Der Festsaal des Palais Trautson, der Sitz des Justizministeriums, bot einen gediegenen Rahmen für die diesjährige Fachtagung der Standesvertretungen der Verwaltungsrichter:innen, die erstmals von den Kolleg:innen des Bundesverwaltungsgerichts organisiert worden war.
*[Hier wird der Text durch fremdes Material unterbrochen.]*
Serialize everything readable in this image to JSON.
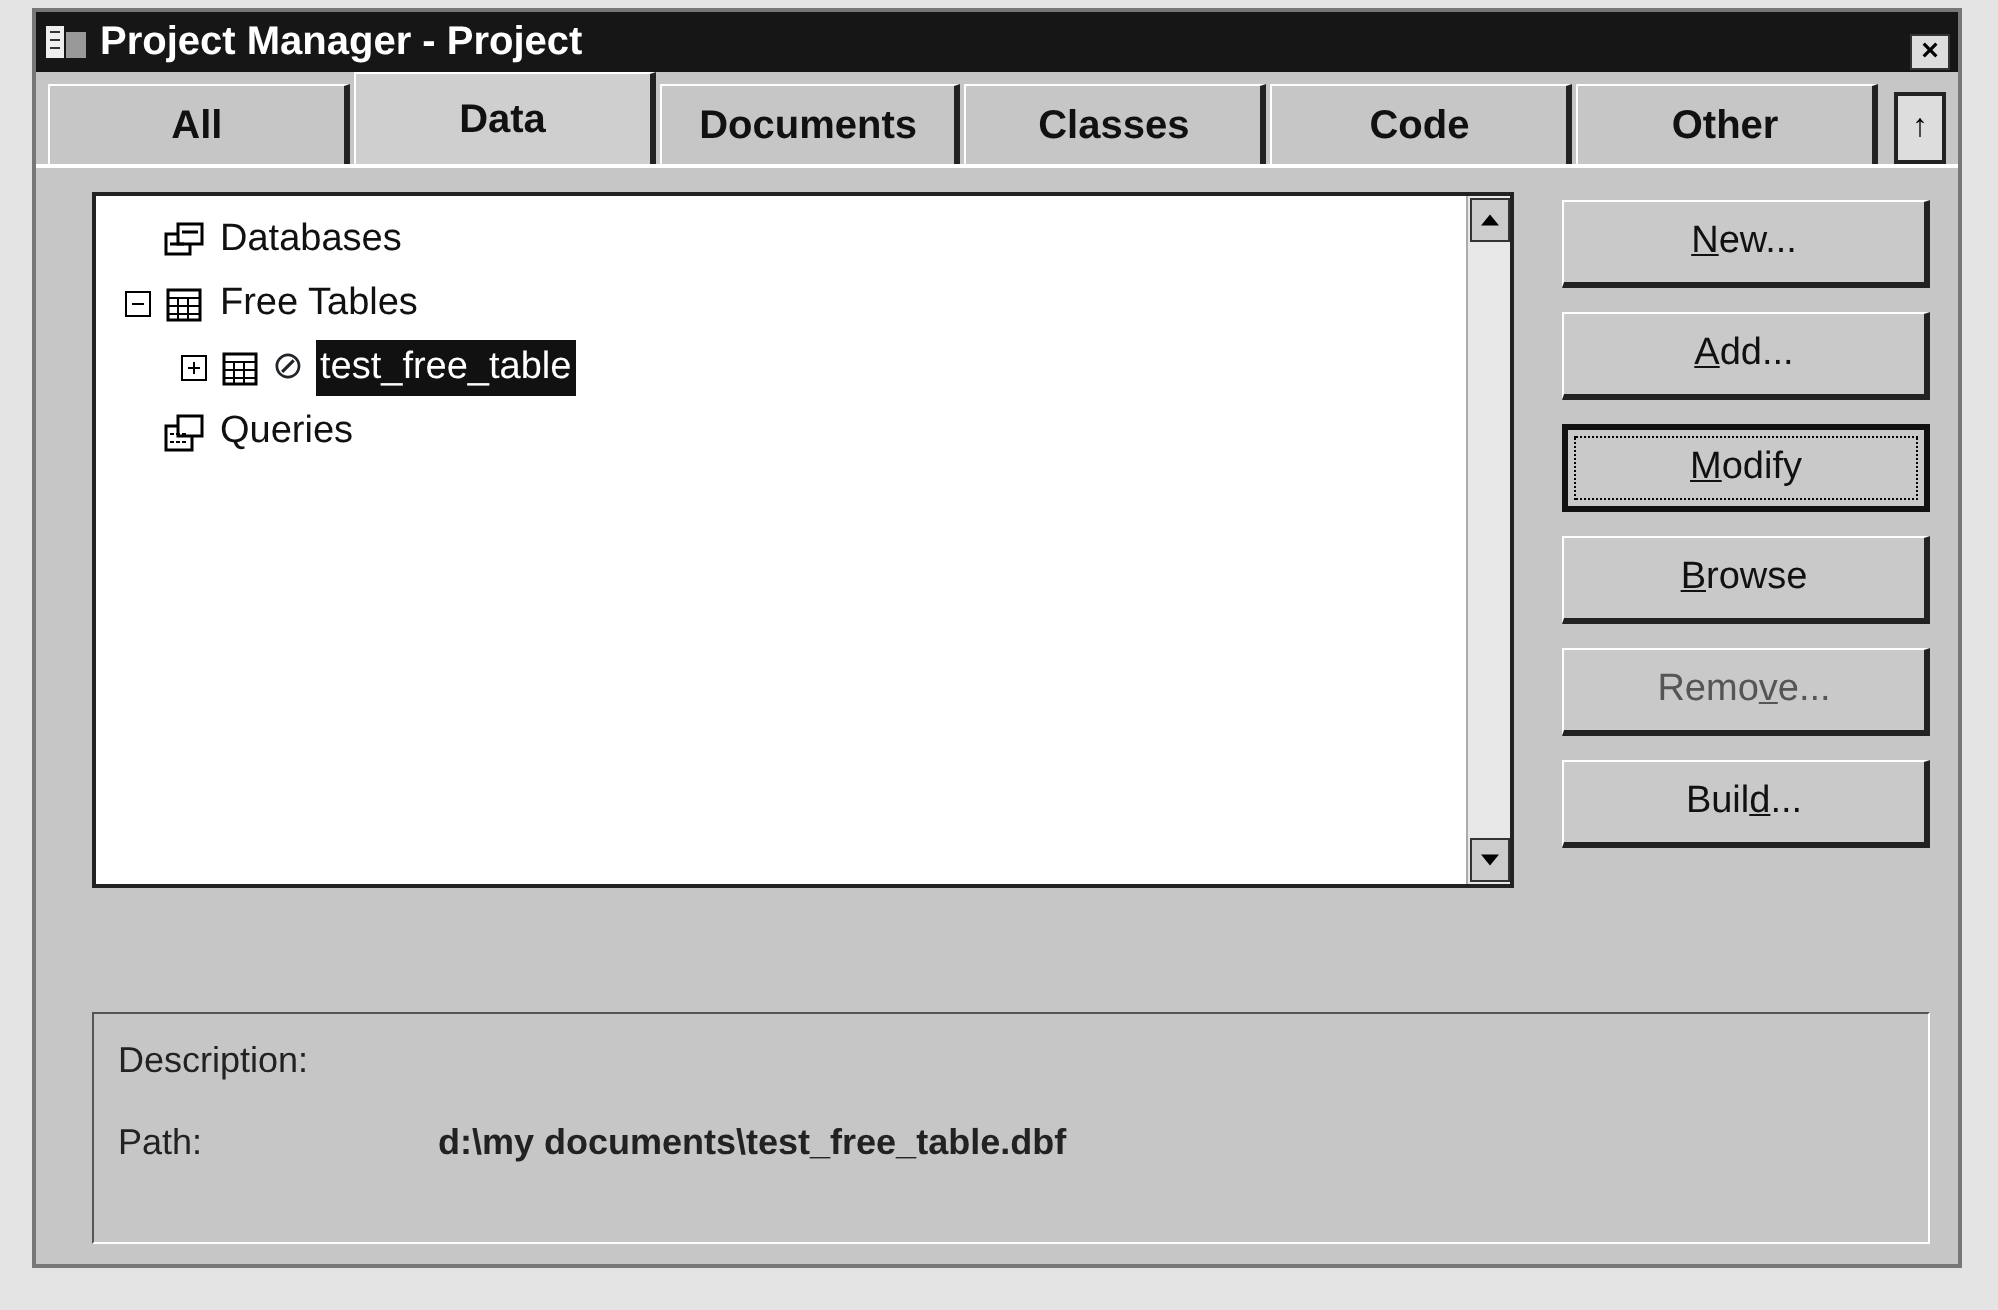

Justizministerin Alma Zadic ließ es sich daher in ihrer Eigenschaft als „Hausherrin“ nicht nehmen, die Tagung persönlich zu eröffnen, die im 10. Jahr der Verwaltungsgerichtsbarkeit eine Bestandsaufnahme „von innen und außen“ zum Thema hatte.
Den Eröffnungsvortrag hielt Raffaele Sabato, Richter am Europäischen Gerichtshof für Menschenrechte in Straßburg, der eine sehr präzise Analyse der Rechtsprechung des Gerichtshofs zu Fragen des Ernennungsverfahren von Richter:innen unter dem Blickwinkel von Art. 6 EMRK gab. Seine Schlussfolgerungen boten nicht nur eine übersichtliche Zusammenfassung dieser Rechtsprechung, sondern waren auch von praktischem Interesse für die Ernennungsverfahren an den Verwaltungsgerichten in Österreich.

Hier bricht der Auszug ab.